Insgesamt bekommt Regisseur Mendes die Charakterisierung gewohnt gekonnt hin, schwächelt aber leicht im Fach der Actioninszenierung. Die Szenen in der ersten Hälfte kicken höchstens mal durch krasse Stunt als durch besonders gute Dramaturgie, einzelne Sequenzen wirken sogar austauschbar. Das große Actionfinale der zweiten Hälfte ist von der Idee eigentlich auch nichts Neues („Assault - Anschlag bei Nacht“), kommt aber mit bombastischen Explosionen und einer funktionierenden Inszenierung intensiver rüber. Die Kameraarbeit von Veteran Roger Deakins zeigt sich aber gerade in den mitreißenden Szenen in nicht besonders gutem Licht. Die Dialogszenen weiß er gekonnt abzuhandeln, aber es wird nicht verstanden die Kinetik der Action mit Kamera aufzunehmen. So komisch es klingt, aber hier war die Kamera tatsächlich mal zu statisch. Nur bei einigen Landschaftstotalen weiß sie wirklich beeindruckende Bilder zu zeichnen. Genauso wie fast alles wirkt auch das Szenenbilddesign nach dem Stilbruch deutlich cleverer, auch wenn es in der ersten Hälfte Lichtblicke gibt wie die Verhörzelle Silvas oder die verlassene Insel seines Hauptquartiers. Bemerkenswert ist, dass das unvermeidbare Product Placement zwar präsent, aber nicht mehr ganz so aufdringlich erscheint.
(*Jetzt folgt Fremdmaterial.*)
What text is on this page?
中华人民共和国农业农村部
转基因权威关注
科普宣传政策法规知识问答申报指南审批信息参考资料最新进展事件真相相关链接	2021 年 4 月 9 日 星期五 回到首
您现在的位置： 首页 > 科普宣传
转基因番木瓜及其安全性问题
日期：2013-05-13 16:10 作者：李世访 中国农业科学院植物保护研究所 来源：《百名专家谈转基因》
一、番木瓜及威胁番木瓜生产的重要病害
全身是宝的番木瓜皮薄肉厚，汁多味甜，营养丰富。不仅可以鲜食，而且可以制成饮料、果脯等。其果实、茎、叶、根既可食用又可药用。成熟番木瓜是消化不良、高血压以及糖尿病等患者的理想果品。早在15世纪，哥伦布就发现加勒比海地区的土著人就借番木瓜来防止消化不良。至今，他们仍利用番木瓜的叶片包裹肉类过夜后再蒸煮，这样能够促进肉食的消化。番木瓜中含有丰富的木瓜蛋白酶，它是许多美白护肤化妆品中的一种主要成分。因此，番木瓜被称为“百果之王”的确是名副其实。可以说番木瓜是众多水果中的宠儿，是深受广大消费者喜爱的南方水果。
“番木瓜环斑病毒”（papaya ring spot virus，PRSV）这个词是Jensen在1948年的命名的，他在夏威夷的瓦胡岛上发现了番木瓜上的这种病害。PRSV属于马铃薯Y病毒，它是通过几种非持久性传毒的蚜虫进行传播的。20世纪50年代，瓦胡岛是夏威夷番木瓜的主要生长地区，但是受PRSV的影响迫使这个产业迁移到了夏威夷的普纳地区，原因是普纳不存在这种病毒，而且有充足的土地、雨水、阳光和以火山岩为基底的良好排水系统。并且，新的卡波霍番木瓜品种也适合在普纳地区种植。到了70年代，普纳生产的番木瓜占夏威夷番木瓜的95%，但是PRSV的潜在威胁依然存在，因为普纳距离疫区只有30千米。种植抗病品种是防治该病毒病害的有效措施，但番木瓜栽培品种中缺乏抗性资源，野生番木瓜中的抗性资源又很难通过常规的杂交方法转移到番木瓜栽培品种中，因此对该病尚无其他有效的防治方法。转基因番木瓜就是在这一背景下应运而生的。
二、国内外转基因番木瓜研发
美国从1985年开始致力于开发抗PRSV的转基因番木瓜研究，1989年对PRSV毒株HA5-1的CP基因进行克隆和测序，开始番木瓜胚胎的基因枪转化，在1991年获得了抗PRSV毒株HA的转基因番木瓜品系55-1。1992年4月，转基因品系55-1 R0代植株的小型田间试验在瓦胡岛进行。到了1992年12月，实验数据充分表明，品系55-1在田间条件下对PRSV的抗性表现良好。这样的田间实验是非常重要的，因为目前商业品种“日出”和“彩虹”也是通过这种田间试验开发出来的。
Trotzdem warte ich nur noch drauf, dass Bond sich neben allen anderen Sony-Produkten irgendwann einmal an die Playstation setzen muss.
Zum bei Bond immer wichtigen Designaspekt der Titelmontage bleibt noch zu sagen, dass diese erneut mit so nie zuvor gesehen spannenden Grafikeffekten beeindruckt, die aber leider nicht konsequent durchgehalten werden. Zu viele auf Realbildern basierende Einstellungen stören eher den sonst guten Gesamteindruck der Sequenz. Adeles cool gesungene Titelsong unterstützt die Sequenz vorteilhaft und deutlich besser als die letzten Musiker, die sich an einem Thema versuchen durften. Aber dem Song fehlt trotzdem ein bisschen Tempo und er wird Adeles Talent auch nicht vollständig gerecht.